2 January, 2012 (15:34) | Filters News | By: anthea

When an international collaboration of physicists came up with a result that punched a hole in Einstein’s theory of special relativity and couldn’t find any mistakes in their work, they asked the world to take a second look at their experiment.

Responding to the call was imaje inkjet filters Ramanath Cowsik, PhD, professor of physics in Arts & Sciences and director of the McDonnell Center for the Space Sciences at Washington University in St. Louis.

Online and in the Dec. 24 issue of Physical Review Letters, Cowsik and his collaborators put their finger on what appears to be an insurmountable problem with the experiment.

The OPERA experiment, a collaboration between the CERN physics laboratory in Geneva, Switzerland, and the Laboratori Nazionali del Gran Sasso (LNGS) in Gran Sasso, Italy, timed particles called neutrinos traveling through Earth from the physics laboratory CERN inkjet filters to a detector in an underground laboratory in Gran Sasso, a distance of some 730 kilometers, or about 450 miles.

OPERA reported online and in Physics Letters B in September that the neutrinos arrived at Gran Sasso some 60 nanoseconds sooner than they would have arrived if they were traveling at the speed of light in a vacuum.

Membrane filtration for dairy industry

25 December, 2011 (20:50) | Filters News | By: Yu

DSS is a supplier of membrane filtration technology to the global dairy industry. Since the company was established in 2000, more than 500 membrane filtration systems for various applications have been supplied to most parts of the world. A fundamental part of our business is to provide easy access for new and existing customers to spares, service, and expert knowledge.
 
Ordering membranes from DSS is easy. Customer inquiries receive a fast and efficient response from our dedicated sales team. The company’s 24/7 hotline team serves customers all over the world, around the clock offering expert advice on mem­brane types, applications, process optimisation and membrane cleaning.
 
In fact, most membrane types are kept in stock and are often dis­patched the day they are ordered.
 
DSS offers a very wide range of organic membranes from all leading manufacturers, all types of spares, and service engineers for installation.

Membrane filtration systems from Axium Process reduce effluent volumes

18 December, 2011 (22:00) | Filters News | By: Yu

According to the company, membrane filtration as a treatment for effluent can deliver stable operation with consistent performance.

In addition, membrane systems only require a small footprint, can be easily scaled up at relatively low cost and have the potential for an almost closed-loop operation.

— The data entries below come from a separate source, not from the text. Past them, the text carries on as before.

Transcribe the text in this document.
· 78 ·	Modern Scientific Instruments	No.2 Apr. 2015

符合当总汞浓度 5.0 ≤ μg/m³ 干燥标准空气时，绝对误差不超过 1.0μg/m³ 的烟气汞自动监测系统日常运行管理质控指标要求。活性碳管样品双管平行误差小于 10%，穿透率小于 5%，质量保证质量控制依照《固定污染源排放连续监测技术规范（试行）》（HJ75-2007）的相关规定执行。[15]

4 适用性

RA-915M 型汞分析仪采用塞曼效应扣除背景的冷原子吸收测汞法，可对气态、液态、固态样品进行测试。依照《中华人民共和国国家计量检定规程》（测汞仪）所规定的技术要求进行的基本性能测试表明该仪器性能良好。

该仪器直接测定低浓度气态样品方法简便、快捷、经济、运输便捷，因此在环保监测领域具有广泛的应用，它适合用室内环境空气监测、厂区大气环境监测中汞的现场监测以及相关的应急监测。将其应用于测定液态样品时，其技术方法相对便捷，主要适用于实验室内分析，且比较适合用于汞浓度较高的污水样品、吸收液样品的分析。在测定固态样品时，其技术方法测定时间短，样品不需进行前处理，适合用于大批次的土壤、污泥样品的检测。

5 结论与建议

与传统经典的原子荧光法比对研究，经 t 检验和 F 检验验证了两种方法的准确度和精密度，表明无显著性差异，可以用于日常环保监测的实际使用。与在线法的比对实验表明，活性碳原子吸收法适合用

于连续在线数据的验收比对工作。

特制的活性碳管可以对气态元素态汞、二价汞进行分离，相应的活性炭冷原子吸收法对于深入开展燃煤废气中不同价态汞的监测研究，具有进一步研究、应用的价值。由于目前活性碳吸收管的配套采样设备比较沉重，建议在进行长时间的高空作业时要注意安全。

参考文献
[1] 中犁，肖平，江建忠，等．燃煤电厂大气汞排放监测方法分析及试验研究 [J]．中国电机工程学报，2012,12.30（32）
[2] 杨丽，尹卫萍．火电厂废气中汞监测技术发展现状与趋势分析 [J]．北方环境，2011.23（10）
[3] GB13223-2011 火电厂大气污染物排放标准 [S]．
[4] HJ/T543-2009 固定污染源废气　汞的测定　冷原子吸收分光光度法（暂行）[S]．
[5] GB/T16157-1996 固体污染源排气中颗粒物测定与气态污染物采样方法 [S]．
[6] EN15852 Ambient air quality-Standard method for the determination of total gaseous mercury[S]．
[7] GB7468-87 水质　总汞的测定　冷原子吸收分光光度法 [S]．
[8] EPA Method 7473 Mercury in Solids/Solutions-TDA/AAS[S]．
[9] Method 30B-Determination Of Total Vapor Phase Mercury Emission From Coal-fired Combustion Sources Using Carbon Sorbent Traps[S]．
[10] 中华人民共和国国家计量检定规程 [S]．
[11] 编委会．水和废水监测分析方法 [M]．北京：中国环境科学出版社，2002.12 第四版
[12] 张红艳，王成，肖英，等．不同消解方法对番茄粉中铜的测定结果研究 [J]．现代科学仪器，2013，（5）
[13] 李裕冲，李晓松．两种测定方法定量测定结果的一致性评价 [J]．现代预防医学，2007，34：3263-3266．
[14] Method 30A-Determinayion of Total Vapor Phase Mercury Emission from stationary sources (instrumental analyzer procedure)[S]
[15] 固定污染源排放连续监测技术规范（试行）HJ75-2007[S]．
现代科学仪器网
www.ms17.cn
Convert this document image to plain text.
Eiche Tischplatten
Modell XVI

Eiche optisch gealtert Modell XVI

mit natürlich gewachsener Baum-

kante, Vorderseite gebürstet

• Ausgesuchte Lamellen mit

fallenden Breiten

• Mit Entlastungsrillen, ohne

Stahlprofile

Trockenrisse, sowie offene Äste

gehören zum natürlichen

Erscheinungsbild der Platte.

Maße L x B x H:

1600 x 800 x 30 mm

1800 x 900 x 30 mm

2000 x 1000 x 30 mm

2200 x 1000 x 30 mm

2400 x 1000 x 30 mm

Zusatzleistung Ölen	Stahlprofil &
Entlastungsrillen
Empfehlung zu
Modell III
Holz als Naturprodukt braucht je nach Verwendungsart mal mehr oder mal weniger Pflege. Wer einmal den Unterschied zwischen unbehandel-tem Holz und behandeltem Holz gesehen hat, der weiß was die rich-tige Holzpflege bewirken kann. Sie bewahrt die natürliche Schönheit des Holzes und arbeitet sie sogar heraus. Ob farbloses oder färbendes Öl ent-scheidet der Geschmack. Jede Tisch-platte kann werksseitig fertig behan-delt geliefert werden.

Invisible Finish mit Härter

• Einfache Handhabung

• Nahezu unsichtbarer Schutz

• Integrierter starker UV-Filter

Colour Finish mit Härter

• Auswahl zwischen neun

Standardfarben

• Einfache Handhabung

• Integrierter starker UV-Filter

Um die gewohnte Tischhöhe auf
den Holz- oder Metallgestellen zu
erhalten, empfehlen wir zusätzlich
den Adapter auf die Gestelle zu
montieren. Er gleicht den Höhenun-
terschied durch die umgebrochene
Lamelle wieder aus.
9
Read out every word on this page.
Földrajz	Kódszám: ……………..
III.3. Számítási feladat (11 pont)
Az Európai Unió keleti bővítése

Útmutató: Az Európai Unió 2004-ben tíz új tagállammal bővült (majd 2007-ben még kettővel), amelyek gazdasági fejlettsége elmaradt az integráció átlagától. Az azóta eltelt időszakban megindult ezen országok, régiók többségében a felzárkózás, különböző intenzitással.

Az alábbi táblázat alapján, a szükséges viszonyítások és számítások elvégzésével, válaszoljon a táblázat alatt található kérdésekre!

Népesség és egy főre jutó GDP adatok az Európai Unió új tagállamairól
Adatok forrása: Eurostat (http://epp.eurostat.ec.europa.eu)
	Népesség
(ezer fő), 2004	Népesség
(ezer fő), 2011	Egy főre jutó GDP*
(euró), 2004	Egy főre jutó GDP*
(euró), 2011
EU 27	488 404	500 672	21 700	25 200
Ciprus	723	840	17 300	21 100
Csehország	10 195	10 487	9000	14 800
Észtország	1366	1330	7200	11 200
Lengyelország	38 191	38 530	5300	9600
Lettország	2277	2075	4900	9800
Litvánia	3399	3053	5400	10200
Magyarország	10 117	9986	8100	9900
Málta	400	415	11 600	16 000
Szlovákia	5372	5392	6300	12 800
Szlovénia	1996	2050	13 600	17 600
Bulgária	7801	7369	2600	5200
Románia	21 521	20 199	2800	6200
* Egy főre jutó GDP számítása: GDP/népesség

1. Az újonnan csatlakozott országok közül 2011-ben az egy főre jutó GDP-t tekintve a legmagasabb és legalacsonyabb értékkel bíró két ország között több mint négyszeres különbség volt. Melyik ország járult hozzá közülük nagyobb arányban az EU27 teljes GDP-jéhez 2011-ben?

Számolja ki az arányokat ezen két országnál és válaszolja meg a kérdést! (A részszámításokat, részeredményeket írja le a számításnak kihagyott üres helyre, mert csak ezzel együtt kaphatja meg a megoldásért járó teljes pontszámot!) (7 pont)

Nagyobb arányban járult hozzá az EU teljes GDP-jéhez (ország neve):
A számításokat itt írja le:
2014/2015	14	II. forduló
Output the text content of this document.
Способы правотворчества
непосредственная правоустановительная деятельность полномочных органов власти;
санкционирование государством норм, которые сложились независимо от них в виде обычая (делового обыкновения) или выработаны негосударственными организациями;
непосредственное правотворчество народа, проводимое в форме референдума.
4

Many membrane processes can reduce chemical impact on the environment, as well as providing cost savings in terms of chemical purchase, storage, handling and disposal.

Membrane filtration systems from Axium Process are helping manufacturers to save money by reducing effluent volumes and disposal costs, as well as recovering up to 95 per cent pure water that can be reused in the process itself or for general cleaning duties.